Di preciso, la norma che abbiamo preparato prevede l’installazione di questi dispositivi su tutte le curve circolari caratterizzate da un raggio minore di 250 metri nei casi di interventi di nuova costruzione, di adeguamento di tratti stradali esistenti che comportano varianti di tracciato e/o rinnovo delle barriere di sicurezza stradali su tratti significativi. Sarà obbligatoria l'installazione dei dispositivi salva motociclisti anche su quelle strade già esistenti in cui siano avvenuti negli ultimi tre anni almeno cinque incidenti con morti e/o feriti, con il coinvolgimento di moto o scooter.
Non appena arriverà l'ok dall'Europa, adotteremo il decreto per far entrare in vigore subito questa norma di civiltà, per cui ci spendiamo da anni. Proteggere chi si sposta su due ruote è una battaglia storica del MoVimento 5 Stelle, che a breve sará realtá e metterà finalmente l’Italia all’avanguardia in Unione europea in tema di sicurezza stradale.
Commenti (13)
Giulio Bornacin
19 gennaio 2019 alle ore 11:58Ottimo. Cose utili e concrete (ovviamente sono un motocilista).
Luciano Doati
19 gennaio 2019 alle ore 17:46Ahhh ma allora sei di parte, ecco spiegato il motivo per cui sei d’accordo ahahahaha
Io lo sono stato quando ero giovane, quando ancora il casco non era obbligatorio, e non ti dico i drammi.

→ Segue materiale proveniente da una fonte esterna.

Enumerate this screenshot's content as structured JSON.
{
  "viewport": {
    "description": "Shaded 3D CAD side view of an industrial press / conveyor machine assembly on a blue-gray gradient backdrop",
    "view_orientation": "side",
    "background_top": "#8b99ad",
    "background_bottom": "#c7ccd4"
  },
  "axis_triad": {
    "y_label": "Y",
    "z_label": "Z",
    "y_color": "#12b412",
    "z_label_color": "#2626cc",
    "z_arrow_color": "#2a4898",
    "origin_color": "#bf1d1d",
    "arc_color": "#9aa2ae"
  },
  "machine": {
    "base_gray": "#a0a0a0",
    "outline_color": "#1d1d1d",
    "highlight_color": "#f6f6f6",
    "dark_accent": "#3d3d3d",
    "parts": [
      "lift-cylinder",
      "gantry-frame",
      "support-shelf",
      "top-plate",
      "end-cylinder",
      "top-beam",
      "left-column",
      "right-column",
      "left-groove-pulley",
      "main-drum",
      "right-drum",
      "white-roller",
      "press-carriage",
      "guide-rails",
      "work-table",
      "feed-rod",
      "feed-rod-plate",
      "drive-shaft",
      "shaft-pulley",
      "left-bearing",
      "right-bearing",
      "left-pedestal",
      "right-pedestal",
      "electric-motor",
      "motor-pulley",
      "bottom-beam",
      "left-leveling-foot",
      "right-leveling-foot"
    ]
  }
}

Sono felice per tutti voi per ogni miglioria che venga fatta per la vs sicurezza, ciao Giulio.
E' ORA DI FARLA FINITA
19 gennaio 2019 alle ore 14:14io non sono un motociclista ma approvo questi importantissimi dispositivi salva vita.
Luca Pellegrini
19 gennaio 2019 alle ore 18:33Se un governante avesse a cuore la salute dei suoi cittadini, tratterebbe le moto come l'eroina.
Perchè uso una moto da strada? Divertimento. Come le droghe.
E come le droghe:
ci sono tanti che ci guadagnano ( dai costruttori, ai meccanici, ai venditori...)
il numero di handicappati causati da moto sono + dei morti causati sempre da uso di moto
i guidatori sono specialmente giovani/abbastanza giovani
Al che mi chiedo; perchè la vendita delle moto è in mano a delle persone rispettabili, e chi vende eroina è un criminale? Entrambi guadagnano e sanno che qualche suo cliente ci rimetterà la pelle, o in caso di moto, finirà in carrozzella.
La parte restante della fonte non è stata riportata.